"Österreich ist erloschener Stern am Himmel der Klimapolitik"
Drei Jahre sind seit der Unterzeichnung der Nachhaltigkeitsziele, der sogenannten SDGs der Vereinten Nationen, vergangen. Die Umsetzung dieser "Agenda 2030" komme aber in Österreich nur "schleppend" voran, kritisierten heimische NGOs am Montag. Die Bundesregierung bleibe "bis heute eine konkrete Strategie für die Umsetzung der Klimaziele schuldig", sagte Annelies Vilim, Geschäftsführerin der AG Globale Verantwortung.
Von Bundeskanzler Sebastian Kurz (ÖVP) gebe es kein klares Bekenntnis. "Das ist sehr bedauerlich", meinte Vilim, die auch Sprecherin der NGO-Plattform "SDG Watch Austria", einem Zusammenschluss von mehr als 140 zivilgesellschaftlichen Organisationen, ist.
Nur noch "ganz, ganz wenig Zeit"
"Wir verzeichnen in Österreich inzwischen mehr Hitzetote als Verkehrstote.
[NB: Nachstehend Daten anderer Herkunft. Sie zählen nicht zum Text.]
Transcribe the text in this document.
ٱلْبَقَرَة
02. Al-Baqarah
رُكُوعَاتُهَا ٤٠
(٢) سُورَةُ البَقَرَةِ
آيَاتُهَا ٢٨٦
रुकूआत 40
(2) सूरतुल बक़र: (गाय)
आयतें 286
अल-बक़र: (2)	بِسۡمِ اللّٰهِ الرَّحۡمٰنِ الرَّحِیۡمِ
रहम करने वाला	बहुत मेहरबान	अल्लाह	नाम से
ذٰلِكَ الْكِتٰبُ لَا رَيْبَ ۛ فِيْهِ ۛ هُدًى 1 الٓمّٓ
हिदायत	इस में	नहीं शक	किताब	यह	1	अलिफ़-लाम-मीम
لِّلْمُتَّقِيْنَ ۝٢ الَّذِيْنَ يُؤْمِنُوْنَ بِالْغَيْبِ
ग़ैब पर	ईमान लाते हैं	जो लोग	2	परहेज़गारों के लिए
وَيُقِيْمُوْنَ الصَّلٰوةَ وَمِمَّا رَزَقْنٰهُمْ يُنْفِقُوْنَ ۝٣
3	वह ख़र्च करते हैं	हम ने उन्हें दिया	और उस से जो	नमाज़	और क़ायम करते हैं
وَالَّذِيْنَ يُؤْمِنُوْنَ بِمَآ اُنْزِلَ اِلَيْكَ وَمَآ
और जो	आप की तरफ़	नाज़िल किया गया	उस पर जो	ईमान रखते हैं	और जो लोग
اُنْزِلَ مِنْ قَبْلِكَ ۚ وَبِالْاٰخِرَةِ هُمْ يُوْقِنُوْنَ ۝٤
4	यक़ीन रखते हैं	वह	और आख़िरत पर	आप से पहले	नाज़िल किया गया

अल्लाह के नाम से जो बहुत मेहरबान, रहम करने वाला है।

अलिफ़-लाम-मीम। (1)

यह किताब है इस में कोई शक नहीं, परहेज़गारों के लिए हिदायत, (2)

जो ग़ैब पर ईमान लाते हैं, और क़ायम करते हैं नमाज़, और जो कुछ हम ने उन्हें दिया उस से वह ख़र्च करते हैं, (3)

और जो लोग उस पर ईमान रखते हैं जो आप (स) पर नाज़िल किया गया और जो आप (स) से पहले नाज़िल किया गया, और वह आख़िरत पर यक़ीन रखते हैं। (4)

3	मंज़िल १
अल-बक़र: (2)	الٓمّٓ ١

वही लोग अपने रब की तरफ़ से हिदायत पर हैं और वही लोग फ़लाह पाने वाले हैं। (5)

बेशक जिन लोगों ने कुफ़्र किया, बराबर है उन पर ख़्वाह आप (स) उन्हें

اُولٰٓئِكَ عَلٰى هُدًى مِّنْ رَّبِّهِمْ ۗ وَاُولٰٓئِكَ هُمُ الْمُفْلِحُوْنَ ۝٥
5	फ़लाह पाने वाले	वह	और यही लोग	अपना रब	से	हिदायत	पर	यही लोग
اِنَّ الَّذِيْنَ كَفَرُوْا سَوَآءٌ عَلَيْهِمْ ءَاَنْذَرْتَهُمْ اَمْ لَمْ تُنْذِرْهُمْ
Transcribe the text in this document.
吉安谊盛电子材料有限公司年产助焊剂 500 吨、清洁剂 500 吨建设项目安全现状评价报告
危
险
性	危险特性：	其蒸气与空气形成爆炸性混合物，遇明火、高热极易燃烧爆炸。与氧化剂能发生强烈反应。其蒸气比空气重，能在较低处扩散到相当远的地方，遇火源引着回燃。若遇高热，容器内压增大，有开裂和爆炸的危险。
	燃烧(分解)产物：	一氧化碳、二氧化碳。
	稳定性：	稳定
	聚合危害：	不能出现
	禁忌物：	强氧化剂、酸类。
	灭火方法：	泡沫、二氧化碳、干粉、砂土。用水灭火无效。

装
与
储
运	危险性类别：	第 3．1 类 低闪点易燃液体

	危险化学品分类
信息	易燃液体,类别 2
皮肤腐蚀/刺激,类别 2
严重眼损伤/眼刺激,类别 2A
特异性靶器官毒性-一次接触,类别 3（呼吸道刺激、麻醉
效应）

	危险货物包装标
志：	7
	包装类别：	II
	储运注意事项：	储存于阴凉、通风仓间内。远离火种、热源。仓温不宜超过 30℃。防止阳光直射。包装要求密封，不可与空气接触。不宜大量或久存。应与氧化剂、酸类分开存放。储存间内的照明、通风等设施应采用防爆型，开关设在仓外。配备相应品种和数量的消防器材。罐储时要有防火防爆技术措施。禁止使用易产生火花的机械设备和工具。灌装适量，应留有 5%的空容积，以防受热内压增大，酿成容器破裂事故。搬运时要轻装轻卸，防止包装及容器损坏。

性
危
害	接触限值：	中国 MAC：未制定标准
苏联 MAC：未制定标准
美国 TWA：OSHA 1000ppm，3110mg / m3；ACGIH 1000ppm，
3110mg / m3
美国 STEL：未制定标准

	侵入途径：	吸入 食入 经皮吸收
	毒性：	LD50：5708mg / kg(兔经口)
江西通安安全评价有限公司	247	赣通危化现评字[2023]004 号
Hinter uns ist ein Sommer der Extreme", warnte Johannes Wahlmüller, Klima- und Energiesprecher der Umweltschutzorganisation Global 2000. "Wir sägen den Ast ab, auf dem wir sitzen." Durch Dürren, Hochwasser, Einbrüche bei Wintertourismus würden wir auf Schäden in Höhe von 8,8 Milliarden Euro pro Jahr zusteuern. Es gebe nur noch "ganz, ganz wenig Zeit" für die Umsetzung der Klimaziele. "Wenn wir die nächsten zehn Jahre so weitermachen, werden auch die Ziele des Pariser Abkommens praktisch unerfüllbar werden", so Wahlmüller. "Wir brauchen eine Gesamtstrategie."
Dass Österreich hinsichtlich Klimapolitik seine Vorreiterrolle verloren hat, glaubt auch der Wirtschaftsforscher Karl Aiginger. Österreichs derzeitige Positionierung zwischen Platz acht und 12 sei "sehr unambitiös". "Österreich ist ein erloschener Stern am Himmel der Klimapolitik", so Aiginger.
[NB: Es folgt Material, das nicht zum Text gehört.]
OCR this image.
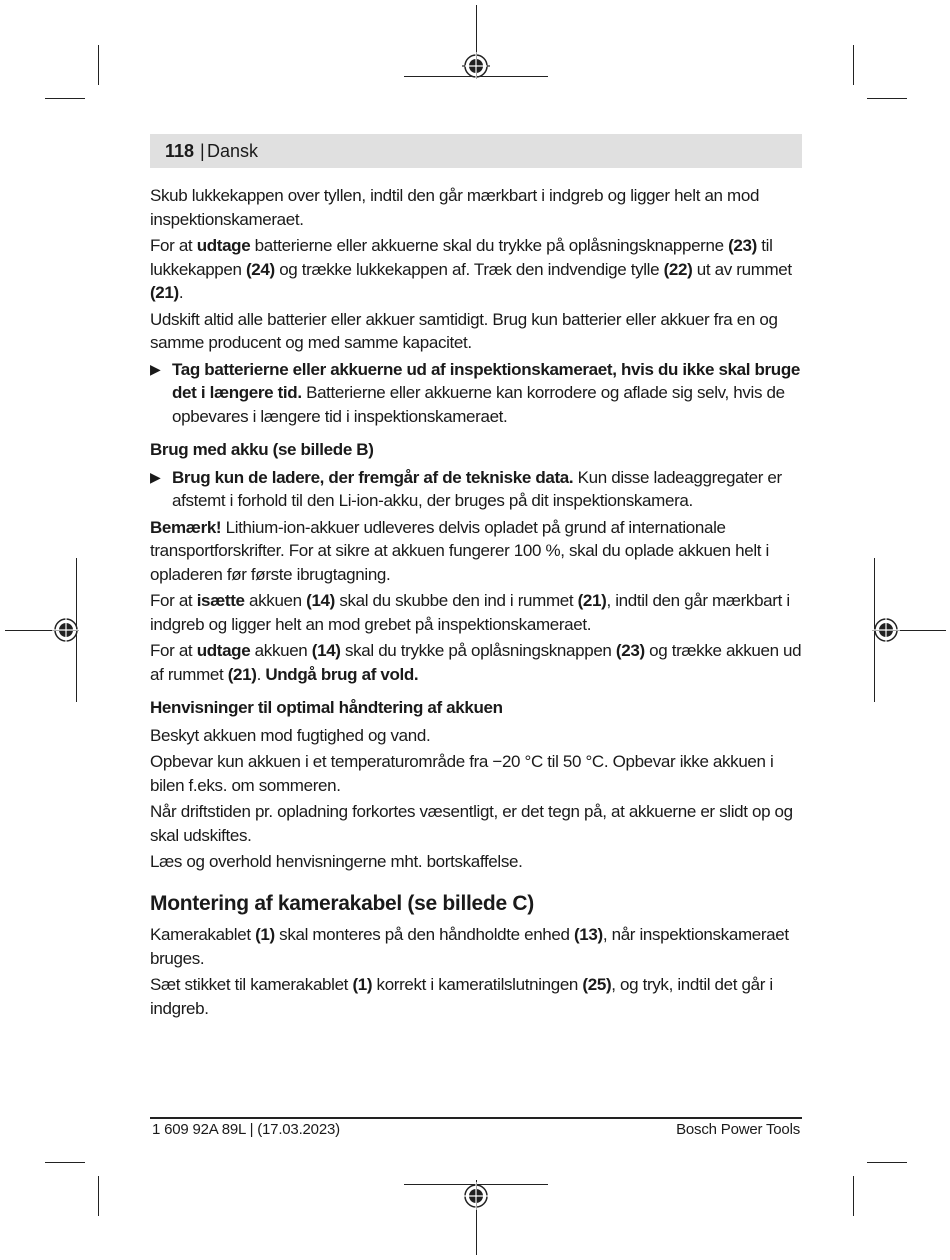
118 | Dansk

Skub lukkekappen over tyllen, indtil den går mærkbart i indgreb og ligger helt an mod inspektionskameraet.

For at udtage batterierne eller akkuerne skal du trykke på oplåsningsknapperne (23) til lukkekappen (24) og trække lukkekappen af. Træk den indvendige tylle (22) ut av rummet (21).

Udskift altid alle batterier eller akkuer samtidigt. Brug kun batterier eller akkuer fra en og samme producent og med samme kapacitet.

▶ Tag batterierne eller akkuerne ud af inspektionskameraet, hvis du ikke skal bruge det i længere tid. Batterierne eller akkuerne kan korrodere og aflade sig selv, hvis de opbevares i længere tid i inspektionskameraet.
Brug med akku (se billede B)
▶ Brug kun de ladere, der fremgår af de tekniske data. Kun disse ladeaggregater er afstemt i forhold til den Li-ion-akku, der bruges på dit inspektionskamera.

Bemærk! Lithium-ion-akkuer udleveres delvis opladet på grund af internationale transportforskrifter. For at sikre at akkuen fungerer 100 %, skal du oplade akkuen helt i opladeren før første ibrugtagning.

For at isætte akkuen (14) skal du skubbe den ind i rummet (21), indtil den går mærkbart i indgreb og ligger helt an mod grebet på inspektionskameraet.

For at udtage akkuen (14) skal du trykke på oplåsningsknappen (23) og trække akkuen ud af rummet (21). Undgå brug af vold.

Henvisninger til optimal håndtering af akkuen

Beskyt akkuen mod fugtighed og vand.

Opbevar kun akkuen i et temperaturområde fra −20 °C til 50 °C. Opbevar ikke akkuen i bilen f.eks. om sommeren.

Når driftstiden pr. opladning forkortes væsentligt, er det tegn på, at akkuerne er slidt op og skal udskiftes.

Læs og overhold henvisningerne mht. bortskaffelse.

Montering af kamerakabel (se billede C)

Kamerakablet (1) skal monteres på den håndholdte enhed (13), når inspektionskameraet bruges.

Sæt stikket til kamerakablet (1) korrekt i kameratilslutningen (25), og tryk, indtil det går i indgreb.

1 609 92A 89L | (17.03.2023)	Bosch Power Tools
Ziele, die Österreich besonders deutlich verfehle, seien etwa eine zu geringe Reduktion von Stickoxiden und Feinstaub oder die bleibende Ungleichheit zwischen Frauen und Männern. "Ein paar weitere Fußtritte gegen die SDG-Agenda sind auch die Umkehrung des Rauchverbots in den Lokalen und die Diskussion um die Steigerung des Tempolimits", kritisierte der Professor an der Wirtschaftsuniversität Wien (WU), der auch die " Querdenkerplattform Wien" leitet.
Vorbilder wären vorhanden
Aiginger glaubt, dass die Umsetzung an einer falschen Wahrnehmung der Agenda scheitert. Es herrsche die Angst, dass eine anspruchsvolle Agenda zu Verlusten von Arbeitsplätzen und zu einer niedrigeren wirtschaftlichen Konkurrenzfähigkeit führte. Studien und Beispiele würden allerdings genau das Gegenteil beweisen: die Durchsetzung solcher Ziele schaffe Arbeitsplätze und stärke die Wirtschaftsleistung. Die reichen nordeuropäischen Länder seien auch die erfolgreichsten und konsequentesten bei der Einhaltung der Klimaziele. "Wir müssen unser Denken umkehren vom 'Das ist eine Gefahr' zum 'Das ist eine Chance'", betonte Aiginger.
"Wer eine gute Zukunft für Österreich will, muss die Welt im Blick haben. Wir wünschen uns von der Regierung und vor allem vom Bundeskanzler eine hochrangige Unterstützung bei der Umsetzung unserer Ziele", sagte Vilim abschließend.
Keine Sanktionen
Im September 2015 beschlossen die UNO-Mitgliedstaaten, darunter Österreich, die Agenda 2030 mit ihren 17 Zielen für Nachhaltige Entwicklung. Sie ist ein verbindlicher Aktionsplan für ein "gutes Leben für alle", Sanktionen für Länder, die der Umsetzung der SDGs nicht nachkommen, sind nicht vorgesehen.